While it is common for those on the far right to promote COVID-19 conspiracy theories, they have found unlikely allies among those involved in New Age movements who are skeptical of conventional medical advice. Klein calls this alliance “diagonalism”; diagonalists populate the Mirror World. They often take language used by leftists to describe real issues and alter it to dilute its meaning; “fake news,” “triggered,” and “othering” are just a few examples. Drawing on a term from Philip Roth’s doppelganger novel Operation Shylock, Klein refers to this twisting of language as “pipikism,” which is the process of turning the serious into the ridiculous. In their haste to distance themselves from the right’s pipikism and conspiratorial thinking, Klein worries that liberals and leftists were perhaps too quick to accept mediocre government responses to COVID-19 instead of demanding better workplace protections and systemic change. The same problem has plagued activism in other areas, including climate change.

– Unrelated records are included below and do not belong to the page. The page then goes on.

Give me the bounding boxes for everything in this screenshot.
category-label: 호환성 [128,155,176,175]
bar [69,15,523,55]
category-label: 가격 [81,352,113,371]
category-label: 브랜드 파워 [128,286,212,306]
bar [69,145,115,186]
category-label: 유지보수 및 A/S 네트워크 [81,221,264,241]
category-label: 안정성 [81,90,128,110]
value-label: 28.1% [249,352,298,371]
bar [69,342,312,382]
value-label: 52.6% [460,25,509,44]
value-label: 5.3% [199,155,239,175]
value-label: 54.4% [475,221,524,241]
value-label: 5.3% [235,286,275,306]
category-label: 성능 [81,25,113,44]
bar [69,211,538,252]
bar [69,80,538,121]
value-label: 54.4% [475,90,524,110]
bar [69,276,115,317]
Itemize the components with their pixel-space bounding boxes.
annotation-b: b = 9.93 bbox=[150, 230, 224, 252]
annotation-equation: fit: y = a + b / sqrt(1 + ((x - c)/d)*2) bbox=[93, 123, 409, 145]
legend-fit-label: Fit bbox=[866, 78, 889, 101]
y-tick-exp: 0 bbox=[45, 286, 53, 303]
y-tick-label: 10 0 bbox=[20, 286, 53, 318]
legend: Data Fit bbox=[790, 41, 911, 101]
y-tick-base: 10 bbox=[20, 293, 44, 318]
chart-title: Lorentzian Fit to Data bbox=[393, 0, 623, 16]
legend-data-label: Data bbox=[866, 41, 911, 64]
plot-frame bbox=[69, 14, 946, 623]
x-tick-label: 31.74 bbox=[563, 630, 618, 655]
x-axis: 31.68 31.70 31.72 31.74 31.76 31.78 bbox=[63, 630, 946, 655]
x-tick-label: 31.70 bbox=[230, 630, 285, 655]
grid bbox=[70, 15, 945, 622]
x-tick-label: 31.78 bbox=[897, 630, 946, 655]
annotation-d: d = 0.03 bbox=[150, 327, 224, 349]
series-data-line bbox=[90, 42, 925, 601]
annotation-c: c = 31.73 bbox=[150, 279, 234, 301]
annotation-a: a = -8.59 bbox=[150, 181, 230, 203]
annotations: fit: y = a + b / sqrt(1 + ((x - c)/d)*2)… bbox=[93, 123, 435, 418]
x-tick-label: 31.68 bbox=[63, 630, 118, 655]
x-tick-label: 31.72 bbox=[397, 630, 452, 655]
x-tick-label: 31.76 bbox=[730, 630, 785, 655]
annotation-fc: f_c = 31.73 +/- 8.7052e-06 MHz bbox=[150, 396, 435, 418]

Diagonalists’ ideology is based on fascist and eugenicist notions of bodily purity and superiority. They promote the idea that some people deserve to die from COVID-19 because they are weak or burdensome. As the parent of a child with autism, Klein has seen this ideology play out in frightening ways. Such ideas are not new: Many people with disabilities, including children with autism, were murdered under the Nazi regime before and during World War II. A better alternative would be a society where children’s diversity is supported and uplifted instead of categorized and pathologized. When people are conditioned to see each other as less than human, it becomes easier for fascist ideas to take hold. Those who have relative material wealth know that their lives are possible because of the profound suffering of those who labor to produce the goods that they use, but they choose not to see these people as real, complex individuals because doing so would produce painful cognitive dissonance.

Klein explores some of the worst horrors of human history—the colonization of the Americas, the trans-Atlantic slave trade, and the Holocaust—by examining their impact on the present. Since she and Wolf are both Jewish, Klein chooses to examine their respective feelings on Israel and Palestine. In earlier decades, although both Naomis acknowledged the horrors of the Holocaust and the historical circumstances under which Israel was created, they both opposed Israel’s violence against Palestinians. As Wolf entered Bannon’s orbit, she stopped discussing Palestine, though Klein did not. Klein sees the construction of racial, ethnic, and religious identities as a kind of doppelganger politics: People are reduced to “ethnic doubles” that occupy particular political spaces instead of interconnected individuals capable of solidarity. 

Many facets of the modern world, including contemporary nation states, global surveillance capitalism, colonialism, and the causes of climate change, seem ubiquitous and unchanging, but all of them can be changed by human action. Klein suggests that everyone learn from the discomforts of doppelganger politics to see and acknowledge uncomfortable truths. Instead of isolation and defensiveness, solidarity and connection offer the best hope for the future.